Monday, August 31, 2009

Pastas Frescas Caprese del Verano - Summer Fresh Pasta Caprese

This dish is full of fresh summer flavors combining ripe heirloom tomatoes, fresh mozzarella and basil plucked from my garden. The dish is not hot when served, but warm. I do not know if they serve something like this in Italy, but it is a refreshing and enjoyable summer pasta dish we enjoy here in California.

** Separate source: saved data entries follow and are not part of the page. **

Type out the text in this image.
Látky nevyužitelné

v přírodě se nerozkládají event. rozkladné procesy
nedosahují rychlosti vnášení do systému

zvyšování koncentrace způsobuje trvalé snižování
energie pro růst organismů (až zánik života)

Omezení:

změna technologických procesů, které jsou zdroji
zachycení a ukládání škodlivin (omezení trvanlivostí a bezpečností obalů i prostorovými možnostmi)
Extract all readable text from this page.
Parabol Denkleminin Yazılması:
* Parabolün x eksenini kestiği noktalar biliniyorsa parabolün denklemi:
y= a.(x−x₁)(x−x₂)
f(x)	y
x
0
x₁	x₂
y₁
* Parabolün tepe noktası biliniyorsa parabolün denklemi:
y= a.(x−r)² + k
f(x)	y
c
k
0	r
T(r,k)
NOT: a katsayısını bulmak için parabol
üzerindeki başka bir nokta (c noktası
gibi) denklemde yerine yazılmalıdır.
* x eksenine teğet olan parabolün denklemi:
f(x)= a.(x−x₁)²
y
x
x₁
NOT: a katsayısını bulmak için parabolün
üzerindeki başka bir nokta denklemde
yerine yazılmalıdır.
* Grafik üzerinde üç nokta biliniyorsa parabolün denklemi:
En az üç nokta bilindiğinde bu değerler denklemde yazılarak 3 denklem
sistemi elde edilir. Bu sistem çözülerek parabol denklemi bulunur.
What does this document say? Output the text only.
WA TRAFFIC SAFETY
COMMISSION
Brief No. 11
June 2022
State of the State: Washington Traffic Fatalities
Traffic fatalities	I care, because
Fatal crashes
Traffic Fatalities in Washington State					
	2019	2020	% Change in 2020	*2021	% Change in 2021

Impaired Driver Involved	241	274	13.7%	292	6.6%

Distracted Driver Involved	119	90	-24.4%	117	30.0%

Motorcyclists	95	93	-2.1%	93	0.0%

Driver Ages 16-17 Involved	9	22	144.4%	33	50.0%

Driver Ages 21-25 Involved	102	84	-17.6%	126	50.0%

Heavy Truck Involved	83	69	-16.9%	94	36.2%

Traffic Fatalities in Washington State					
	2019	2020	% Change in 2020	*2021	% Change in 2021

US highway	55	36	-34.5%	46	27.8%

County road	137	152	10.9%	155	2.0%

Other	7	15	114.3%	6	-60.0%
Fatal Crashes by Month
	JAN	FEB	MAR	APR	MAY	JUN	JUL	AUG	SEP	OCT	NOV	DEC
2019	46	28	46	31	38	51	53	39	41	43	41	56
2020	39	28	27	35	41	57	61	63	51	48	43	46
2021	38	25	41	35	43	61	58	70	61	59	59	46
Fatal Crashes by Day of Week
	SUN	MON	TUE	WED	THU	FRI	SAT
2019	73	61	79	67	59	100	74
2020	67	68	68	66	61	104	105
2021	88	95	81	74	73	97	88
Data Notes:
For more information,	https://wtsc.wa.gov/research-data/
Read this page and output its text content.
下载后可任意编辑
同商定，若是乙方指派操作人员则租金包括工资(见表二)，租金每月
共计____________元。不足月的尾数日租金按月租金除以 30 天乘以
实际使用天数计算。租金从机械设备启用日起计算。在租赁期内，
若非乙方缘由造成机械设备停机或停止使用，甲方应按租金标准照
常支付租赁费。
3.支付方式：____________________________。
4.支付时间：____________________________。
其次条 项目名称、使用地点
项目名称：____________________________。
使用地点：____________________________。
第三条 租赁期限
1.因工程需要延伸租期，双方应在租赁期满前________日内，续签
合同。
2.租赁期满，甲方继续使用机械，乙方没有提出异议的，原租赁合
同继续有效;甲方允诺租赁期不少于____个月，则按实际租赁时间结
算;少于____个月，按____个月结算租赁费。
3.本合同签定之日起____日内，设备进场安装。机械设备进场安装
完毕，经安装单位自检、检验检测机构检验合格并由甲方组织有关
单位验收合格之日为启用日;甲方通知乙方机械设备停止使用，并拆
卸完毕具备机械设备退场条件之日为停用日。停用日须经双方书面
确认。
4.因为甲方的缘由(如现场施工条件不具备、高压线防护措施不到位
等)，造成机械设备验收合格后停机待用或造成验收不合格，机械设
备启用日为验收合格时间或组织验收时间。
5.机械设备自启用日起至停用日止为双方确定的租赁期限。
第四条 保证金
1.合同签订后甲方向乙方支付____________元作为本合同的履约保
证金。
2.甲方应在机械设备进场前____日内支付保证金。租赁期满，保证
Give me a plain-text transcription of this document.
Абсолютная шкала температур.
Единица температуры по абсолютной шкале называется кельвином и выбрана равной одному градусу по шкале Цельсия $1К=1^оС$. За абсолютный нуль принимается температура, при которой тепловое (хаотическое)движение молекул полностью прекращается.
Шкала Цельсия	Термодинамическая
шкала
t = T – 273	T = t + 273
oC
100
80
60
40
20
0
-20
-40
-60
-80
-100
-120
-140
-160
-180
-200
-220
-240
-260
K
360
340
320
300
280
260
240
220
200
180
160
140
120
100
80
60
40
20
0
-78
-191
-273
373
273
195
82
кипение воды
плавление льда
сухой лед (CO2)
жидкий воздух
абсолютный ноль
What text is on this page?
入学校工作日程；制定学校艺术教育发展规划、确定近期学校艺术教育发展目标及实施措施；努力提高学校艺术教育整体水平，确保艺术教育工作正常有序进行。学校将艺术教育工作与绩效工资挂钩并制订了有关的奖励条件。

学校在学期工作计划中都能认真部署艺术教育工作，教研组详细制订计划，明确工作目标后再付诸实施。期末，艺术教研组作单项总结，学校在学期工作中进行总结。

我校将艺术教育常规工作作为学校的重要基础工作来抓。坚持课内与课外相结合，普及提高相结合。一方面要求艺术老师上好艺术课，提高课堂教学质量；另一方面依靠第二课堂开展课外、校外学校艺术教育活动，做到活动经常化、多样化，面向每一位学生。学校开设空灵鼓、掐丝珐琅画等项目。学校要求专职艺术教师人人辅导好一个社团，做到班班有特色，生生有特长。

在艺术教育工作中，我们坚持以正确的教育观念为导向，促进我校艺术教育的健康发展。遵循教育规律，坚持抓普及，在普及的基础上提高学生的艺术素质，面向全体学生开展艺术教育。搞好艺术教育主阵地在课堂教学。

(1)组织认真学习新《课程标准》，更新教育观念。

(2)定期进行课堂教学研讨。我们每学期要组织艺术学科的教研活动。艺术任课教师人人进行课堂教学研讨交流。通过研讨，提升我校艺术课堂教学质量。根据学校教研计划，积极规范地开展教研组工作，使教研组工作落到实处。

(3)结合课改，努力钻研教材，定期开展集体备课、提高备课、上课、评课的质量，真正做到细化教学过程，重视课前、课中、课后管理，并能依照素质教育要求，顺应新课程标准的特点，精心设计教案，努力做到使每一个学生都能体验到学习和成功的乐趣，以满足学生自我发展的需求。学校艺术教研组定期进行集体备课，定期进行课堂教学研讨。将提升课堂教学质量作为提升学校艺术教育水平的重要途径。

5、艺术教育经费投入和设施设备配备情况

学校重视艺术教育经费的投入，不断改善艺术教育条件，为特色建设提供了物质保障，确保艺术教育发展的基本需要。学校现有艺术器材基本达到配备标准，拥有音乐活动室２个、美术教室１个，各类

Ingredients Needed To Make This Recipe:

1/4 cup extra-virgin olive oil
1 small garlic clove, minced
1 small shallot, minced fine (about 2 tablespoons)
Kosher salt and freshly ground black pepper
1 1/2 pounds ripe tomatoes, cored, seeded, and cut into 1/2-inch dice
12 ounces fresh mozzarella, cut into 1/2-inch cubes
1 pound gemelli or any other curly or tubular pasta
1/4 cup chopped fresh basil leaves
Juice of 1 lemon, if needed
2 teaspoons sugar, if needed

Whisk oil, garlic, shallot, salt and pepper together in bowl. If tomatoes are not ripe add the juice of 1 lemon and 2 teaspoons sugar. Add tomatoes, gently toss and set aside. Do not marinate for for longer than 45 minutes or the tomatoes will turn to mush.


Meanwhile place cubed mozzarella on a plate and freeze until slightly firm, about 10 minutes or so.

Bring 4 quarts water to rolling boil in a large pot. Add 1 table spoon kosher salt and pasta. Cook until al dente. Drain well.

Add pasta and mozzarella to tomato mixture and gently toss to combine. Let stand 5 minutes. stir in basil; adjust seasonings with salt and pepper. Serve immediately. This is a pasta dish that is good on a summer evening, a summer luncheon and served cold it makes a delightful pasta salad.

Insalata Caprese - Salad of Capri

Two plentiful crops in our summer garden is basil and tomatoes that go together in this traditional Italian salad. Some sources say this salad originated on the isle of Capri and others say that may not be so. One thing is for certain, this salad is served in almost every restaurant in Italy. The layers of tomato, mozzarella and basil signify the red, white and green of the Italian flag.



Insalata Caprese is simple to make and you can assemble it in a variety of ways. Start with slicing fresh ripe tomatoes preferably from your garden or Farmers market. Using a variety of different color heirloom tomatoes we can find so readily here in California makes a stunning presentation on a platter. Slice soft fresh mozzarella; try to keep the slices consistent with the size of the sliced tomatoes. You can place the tomato slices on a serving platter slightly overlapping or just lay flat on the platter. Place a slice of fresh mozzarella on top of each tomato slice. You can be creative and stand the tomato slices on end and wedge a slice of mozzarella between each one. Take fresh basil leaves that have been washed and use as you prefer to serve the insalata. You can place a whole basil leaf on top of each stack, or on every other one, or in-between the standing ones. Personally I like to chiffonade the basil by rolling a stack of leaves together and slicing thinly, then sprinkle the cut basil over all. Drizzle a little good-quality olive oil to your taste. Season with kosher salt and freshly cracked black pepper. I do like to add balsamic vinegar as well when using burrata - a very soft, creamy fresh mozzarella. The balsamic goes so well with it.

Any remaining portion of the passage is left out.